Given a hyperbolic knot $K: S^1 \to S^3 := \mathbb{R}^3 \cup \{\infty\}$, there is a unique metric $g$ on the complement of the image with constant negative curvature, by Mostow rigidity theorem.
Assume that $K$ doesn't touch $\infty$. Can the volume form $dV_g$ be described from the three functions
$$K_i(\theta)\qquad\qquad\qquad \theta \in [0,2\pi),\quad i = 1, 2, \text{or } 3?$$
The Mostow Rigidity Theorem is not quite stated quite correctly in your post: $g$ is not unique on the nose as you have stated it. Instead, the correct statement is that if $g,g'$ are two complete, finite volume Riemannian metrics on $S^3 - K(S^1)$ of constant sectional curvature $-1$ then there exists a diffeomorphism $h : S^3 - K(S^1) \to S^3 - K(S^1)$ homotopic to the identity such that $g = h^*(g')$ (Gabai strenghthened this conclusion to "isotopic to the identity").
Because of this, it is not quite reasonable to ask for the volume form. One could instead ask for a volume form, in fact one could ask for more, one could ask for a Riemannian metric $g$ satisfying the desired conditions (and then with $g$ in your hands you could compute the volume form $dV_g$ at your leisure). But the point to realize here regarding uniqueness is that one can always perturb that metric $g$, by choosing a small diffeomorphism isotopic to the identity, and pushing $g$ forward to get another such metric $g'$.

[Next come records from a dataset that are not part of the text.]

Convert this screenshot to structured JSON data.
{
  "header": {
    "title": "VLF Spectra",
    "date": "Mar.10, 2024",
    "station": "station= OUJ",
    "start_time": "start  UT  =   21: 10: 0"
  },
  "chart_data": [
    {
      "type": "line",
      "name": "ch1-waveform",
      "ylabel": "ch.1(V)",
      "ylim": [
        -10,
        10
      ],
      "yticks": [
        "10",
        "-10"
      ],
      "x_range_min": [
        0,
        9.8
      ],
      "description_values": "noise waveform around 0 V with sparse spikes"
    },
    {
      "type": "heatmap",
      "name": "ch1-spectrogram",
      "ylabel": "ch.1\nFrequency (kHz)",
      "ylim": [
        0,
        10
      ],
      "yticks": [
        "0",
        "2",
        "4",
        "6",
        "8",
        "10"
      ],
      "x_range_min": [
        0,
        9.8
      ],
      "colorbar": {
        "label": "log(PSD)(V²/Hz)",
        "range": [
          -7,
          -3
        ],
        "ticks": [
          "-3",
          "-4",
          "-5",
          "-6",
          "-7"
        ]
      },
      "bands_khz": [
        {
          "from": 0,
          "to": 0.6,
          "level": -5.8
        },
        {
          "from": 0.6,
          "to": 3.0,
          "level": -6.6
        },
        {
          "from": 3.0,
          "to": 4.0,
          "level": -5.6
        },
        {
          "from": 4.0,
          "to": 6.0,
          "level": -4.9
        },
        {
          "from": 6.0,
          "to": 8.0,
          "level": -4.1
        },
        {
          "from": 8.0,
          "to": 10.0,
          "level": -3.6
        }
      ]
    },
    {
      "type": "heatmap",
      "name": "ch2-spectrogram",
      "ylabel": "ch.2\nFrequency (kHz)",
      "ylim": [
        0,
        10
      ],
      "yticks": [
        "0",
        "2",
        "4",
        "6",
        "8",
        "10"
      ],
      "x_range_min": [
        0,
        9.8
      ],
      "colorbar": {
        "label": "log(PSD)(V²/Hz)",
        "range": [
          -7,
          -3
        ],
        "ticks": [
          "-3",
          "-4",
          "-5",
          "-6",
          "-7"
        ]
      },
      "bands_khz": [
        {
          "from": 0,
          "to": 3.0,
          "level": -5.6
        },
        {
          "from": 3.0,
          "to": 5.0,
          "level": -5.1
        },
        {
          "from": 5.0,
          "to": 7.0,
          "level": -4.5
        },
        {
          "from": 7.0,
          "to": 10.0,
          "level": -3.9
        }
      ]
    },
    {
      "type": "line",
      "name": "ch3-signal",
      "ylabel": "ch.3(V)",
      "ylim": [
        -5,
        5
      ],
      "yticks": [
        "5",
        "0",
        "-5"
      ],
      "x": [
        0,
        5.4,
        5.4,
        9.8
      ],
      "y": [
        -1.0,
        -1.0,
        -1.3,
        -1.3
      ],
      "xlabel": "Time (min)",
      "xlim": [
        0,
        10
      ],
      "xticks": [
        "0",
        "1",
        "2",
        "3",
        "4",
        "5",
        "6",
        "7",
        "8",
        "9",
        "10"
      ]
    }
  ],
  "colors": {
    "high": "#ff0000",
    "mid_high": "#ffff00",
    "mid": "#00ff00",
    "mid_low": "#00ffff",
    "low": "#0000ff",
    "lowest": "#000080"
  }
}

So, having said all of that, the best answer I can think of in full generality is to use SnapPea to compute a decomposition of $S^3 - K(S^1)$ into ideal tetrahedra, together with a corresponding gluing diagram of ideal $\mathbb H^3$ tetrahedra. One could then write down $g$ for oneself, by using the SnapPea output to map the ideal $\mathbb H^3$ tetrahedra in that gluing diagram to the ideal tetrahedra of the given triangulation, then pushing forward the hyperbolic metrics from the ideal $\mathbb H^3$ tetrahedra.